For the last few months (and for at least two more) I’ve been hard at work writing several large grants for future projects: one looking at plant species’ interactions with soil microbes, one on the microbiome of women on hormonal contraceptives, one on grazing systems in sheep, and a few more that are under conceptual development. It’s intensive work, that requires a lot of time reading journal articles to formulate an argument for your proposed work, while making sure you are proposing something new and aren’t just repeating previous research. To top it all off, you have to do it within a certain page limit.

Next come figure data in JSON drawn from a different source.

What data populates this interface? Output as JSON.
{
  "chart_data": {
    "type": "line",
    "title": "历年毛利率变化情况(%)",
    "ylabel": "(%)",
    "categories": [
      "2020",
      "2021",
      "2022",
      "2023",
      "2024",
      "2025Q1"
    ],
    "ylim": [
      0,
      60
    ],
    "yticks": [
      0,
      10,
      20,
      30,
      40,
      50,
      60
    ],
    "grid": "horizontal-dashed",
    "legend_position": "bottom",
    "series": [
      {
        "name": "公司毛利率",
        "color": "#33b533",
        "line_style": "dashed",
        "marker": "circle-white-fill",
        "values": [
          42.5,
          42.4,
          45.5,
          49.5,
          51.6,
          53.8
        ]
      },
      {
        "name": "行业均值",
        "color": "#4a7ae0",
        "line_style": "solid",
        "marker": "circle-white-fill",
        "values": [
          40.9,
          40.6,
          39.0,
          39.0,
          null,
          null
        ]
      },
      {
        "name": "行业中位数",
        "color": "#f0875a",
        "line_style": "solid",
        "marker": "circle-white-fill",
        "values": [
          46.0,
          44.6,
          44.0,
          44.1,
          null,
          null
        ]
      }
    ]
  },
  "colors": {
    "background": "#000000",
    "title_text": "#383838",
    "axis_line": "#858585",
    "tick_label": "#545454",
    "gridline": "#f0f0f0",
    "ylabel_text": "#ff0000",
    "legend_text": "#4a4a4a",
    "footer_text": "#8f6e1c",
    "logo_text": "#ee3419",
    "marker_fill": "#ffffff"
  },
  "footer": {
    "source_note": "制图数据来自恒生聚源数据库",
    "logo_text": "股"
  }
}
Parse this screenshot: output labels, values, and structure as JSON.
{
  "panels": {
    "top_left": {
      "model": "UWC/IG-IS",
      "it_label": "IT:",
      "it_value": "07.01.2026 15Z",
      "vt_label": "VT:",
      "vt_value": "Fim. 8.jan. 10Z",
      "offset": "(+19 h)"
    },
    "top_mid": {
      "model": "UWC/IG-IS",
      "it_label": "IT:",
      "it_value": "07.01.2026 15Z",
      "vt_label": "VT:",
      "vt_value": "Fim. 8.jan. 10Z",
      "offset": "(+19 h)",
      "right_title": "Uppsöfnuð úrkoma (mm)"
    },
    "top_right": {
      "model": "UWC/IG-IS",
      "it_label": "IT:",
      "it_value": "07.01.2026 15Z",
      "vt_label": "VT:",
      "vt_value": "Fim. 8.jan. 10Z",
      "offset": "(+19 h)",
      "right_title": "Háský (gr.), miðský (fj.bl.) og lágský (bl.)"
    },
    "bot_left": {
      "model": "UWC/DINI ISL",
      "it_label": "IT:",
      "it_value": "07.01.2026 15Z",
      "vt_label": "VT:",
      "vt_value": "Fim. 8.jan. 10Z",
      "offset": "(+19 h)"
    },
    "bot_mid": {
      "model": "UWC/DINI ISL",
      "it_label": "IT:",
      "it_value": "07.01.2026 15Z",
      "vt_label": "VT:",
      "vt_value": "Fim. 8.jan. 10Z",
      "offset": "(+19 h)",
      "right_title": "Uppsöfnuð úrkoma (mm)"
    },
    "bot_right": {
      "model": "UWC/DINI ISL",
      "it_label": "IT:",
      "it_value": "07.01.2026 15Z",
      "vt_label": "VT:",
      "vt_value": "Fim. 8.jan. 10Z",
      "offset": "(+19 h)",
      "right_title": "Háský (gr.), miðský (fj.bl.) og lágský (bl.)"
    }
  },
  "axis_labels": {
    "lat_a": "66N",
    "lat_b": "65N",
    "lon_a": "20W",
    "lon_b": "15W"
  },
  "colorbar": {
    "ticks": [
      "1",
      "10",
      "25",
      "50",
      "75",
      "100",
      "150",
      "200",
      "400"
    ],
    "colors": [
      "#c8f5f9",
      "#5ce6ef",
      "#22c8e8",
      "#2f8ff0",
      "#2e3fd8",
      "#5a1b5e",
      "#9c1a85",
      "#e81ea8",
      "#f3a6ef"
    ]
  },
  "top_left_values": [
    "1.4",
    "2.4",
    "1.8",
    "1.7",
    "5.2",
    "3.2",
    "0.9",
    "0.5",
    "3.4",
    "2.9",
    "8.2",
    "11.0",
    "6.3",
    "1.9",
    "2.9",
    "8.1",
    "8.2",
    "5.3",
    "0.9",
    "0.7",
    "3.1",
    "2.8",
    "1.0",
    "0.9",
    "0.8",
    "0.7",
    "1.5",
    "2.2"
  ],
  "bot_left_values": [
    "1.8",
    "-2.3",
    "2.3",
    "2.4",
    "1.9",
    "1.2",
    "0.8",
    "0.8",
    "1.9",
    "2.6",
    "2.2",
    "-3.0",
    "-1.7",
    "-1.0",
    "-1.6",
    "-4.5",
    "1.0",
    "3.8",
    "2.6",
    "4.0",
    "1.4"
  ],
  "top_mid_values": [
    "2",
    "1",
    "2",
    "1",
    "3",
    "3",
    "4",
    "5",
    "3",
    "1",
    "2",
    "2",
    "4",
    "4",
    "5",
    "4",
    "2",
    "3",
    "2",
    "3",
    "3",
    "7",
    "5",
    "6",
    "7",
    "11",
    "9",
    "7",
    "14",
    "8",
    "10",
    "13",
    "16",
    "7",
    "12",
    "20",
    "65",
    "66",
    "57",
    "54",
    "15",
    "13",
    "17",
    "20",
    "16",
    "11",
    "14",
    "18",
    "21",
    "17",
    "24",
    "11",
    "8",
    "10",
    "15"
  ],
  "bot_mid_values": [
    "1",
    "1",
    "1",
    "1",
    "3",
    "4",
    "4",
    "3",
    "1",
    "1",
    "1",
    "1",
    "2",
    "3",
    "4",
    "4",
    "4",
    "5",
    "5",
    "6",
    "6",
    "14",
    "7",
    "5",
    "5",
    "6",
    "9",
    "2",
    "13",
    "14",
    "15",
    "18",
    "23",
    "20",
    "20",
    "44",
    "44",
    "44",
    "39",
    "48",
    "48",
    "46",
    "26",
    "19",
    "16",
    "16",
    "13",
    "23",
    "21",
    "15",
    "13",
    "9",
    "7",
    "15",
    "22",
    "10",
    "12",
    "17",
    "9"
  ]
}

Grant season typically lasts from late November to early April: it’s when many agencies in the US put out general or topic-specific calls for funding. Each agency (ex. USDA, NIH, DOE, etc.) has it’s own requirements for formatting, the information that gets included, who can apply, etc. They are very picky, too; sometimes proposals will be sent back for having more than the requisite maximum of citations on your CV– without the agency having read your proposal at all. Many will also turn away proposals that they feel are not aligned with the goals of that agency or that funding call, even if they like your submission.
Despite the long hours and the nit-picky attention to detail required, I’ve enjoyed being able to hone my grant writing skills, to learn about different research topics, and to be part of so many exciting projects over the new few years. Most of these will be submitted in March, and we probably won’t hear back until mid-summer- fingers crossed!